A milhares de quilômetros da aldeia onde Teka mora, na Amazônia, especialistas indígenas e não indígenas têm defendido que, para haver futuro, os não indígenas precisam entender que o conhecimento indígena é ciência. Há poucos meses, fiz um trabalho com alguns deles para o veículo jornalístico Sumaúma. À distância, ouvi uma aula de Francy Baniwa e Justino Rezende, que ressaltavam a necessidade de considerar seus fundamentos filosóficos, científicos e políticos e suas contribuições para a sustentabilidade nestes tempos de emergência climática.

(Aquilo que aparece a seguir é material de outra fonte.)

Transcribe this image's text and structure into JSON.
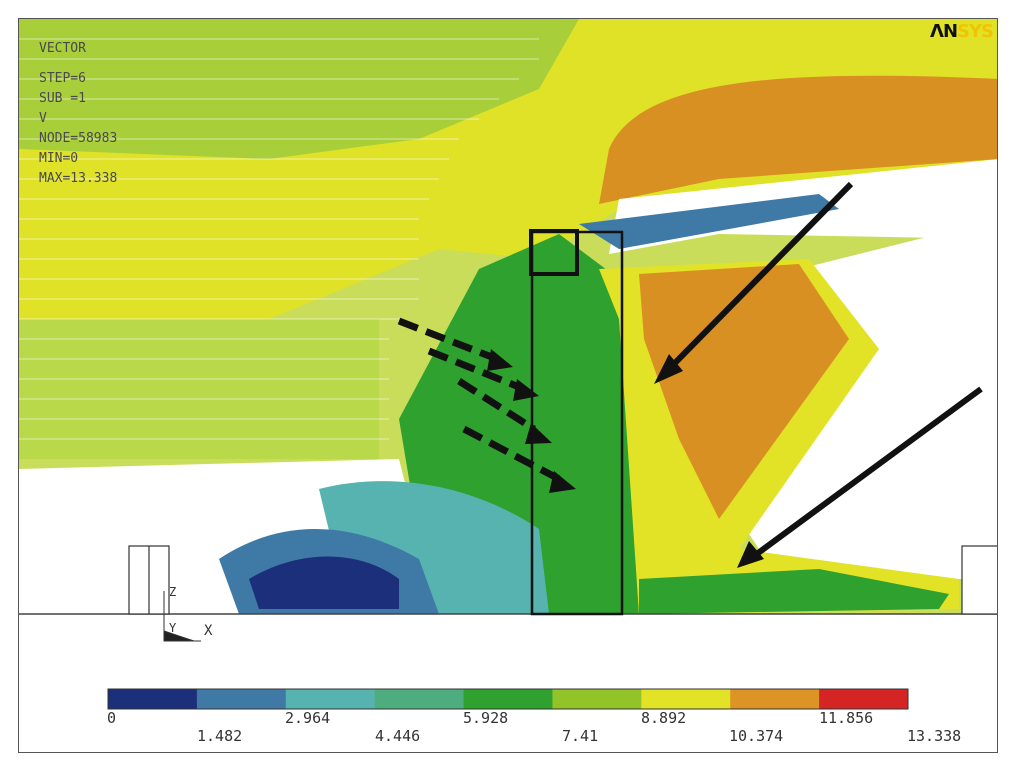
{
  "info": {
    "title": "VECTOR",
    "lines": [
      "STEP=6",
      "SUB =1",
      "V",
      "NODE=58983",
      "MIN=0",
      "MAX=13.338"
    ]
  },
  "logo": {
    "part1": "ΛN",
    "part2": "SYS"
  },
  "triad": {
    "z": "Z",
    "y": "Y",
    "x": "X"
  },
  "legend": {
    "colors": [
      "#1b2f7a",
      "#3f7aa6",
      "#57b3b0",
      "#4ead7e",
      "#2fa12f",
      "#92c42a",
      "#e2e227",
      "#dc9424",
      "#d42424"
    ],
    "upper_ticks": [
      "0",
      "2.964",
      "5.928",
      "8.892",
      "11.856"
    ],
    "lower_ticks": [
      "1.482",
      "4.446",
      "7.41",
      "10.374",
      "13.338"
    ]
  }
}
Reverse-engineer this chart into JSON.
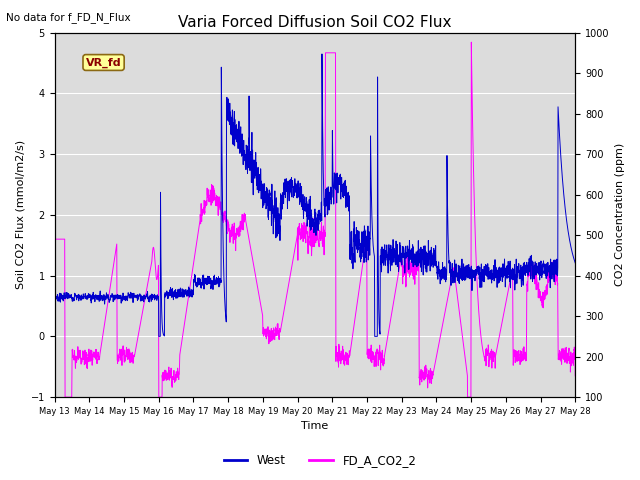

Justino, que é doutor em antropologia social pela Universidade Federal do Amazonas, onde atua como pesquisador, e também foi o assessor e especialista em questões indígenas durante o Sínodo da Amazônia no Vaticano, nos lembra que todos os povos têm capacidade de pensar sobre o mundo, sobre seus territórios, sobre diversidade de vidas.
“Não existe nenhum povo que não consiga fazer essa leitura profunda de sua realidade. A antropologia, ou filosofia ocidental grega, chamou isso de cosmologia, cosmovisão, cosmovivência. Então [é] este sentir, [esta] capacidade de enxergar, de saber organizar. Em Tuyuka se diz wedé-iño-tiré, que significa “falar-mostrar-fazer”. Essa é a aplicação da ciência, a aplicação dos conhecimentos que os nossos especialistas vão elaborando a partir da sua compreensão do cosmo, do mundo, dos territórios, do mundo das águas, das florestas, através de diversas práticas de vida”, bem pontuou.
Com Francy Baniwa e seu livro Umbigo do Mundo, recebemos um convite para nos iniciar a outros saberes, outras fórmulas.
“Às vezes, você acha que já conhece seu mundo porque nasceu para esse mundo seguindo regras, seguindo orientações, mas você nunca questiona o porquê de toda essa orientação rígida, que tem a ver com o corpo, que tem a ver com lugares sagrados, que tem a ver com território, que tem a ver com o humano e os animais do território, com o território vivo.Mas você nunca se questiona sobre o processo de como isso surgiu”, disse naquela aula para Sumaúma.
Ela conta que escrever o Umbigo do Mundo sob a orientação do pai a fez repensar mil vezes o próprio mundo, a partir das explicações sobre as ciências indígenas, as antropologias indígenas e os conceitos Baniwa. “É olhar para o mundo e saber que aquele mundo é vivo, respira como nós, é um grande xamã. Você vê que está em um território vivíssimo. Tem que ter esse olhar”, ela disse naquela ocasião.
Precisamos aprender com os indígenas como olhar para este mundo para produzir futuros possíveis. A COP 30 em Belém diversos povos dos mais variados lugares do Brasil, embora tenha deixado mesmo compromissos — necessários! — pelo caminho como tantas outras conferências. Que na luta que vai continuar, as ciências e vozes indígenas sejam protagonistas.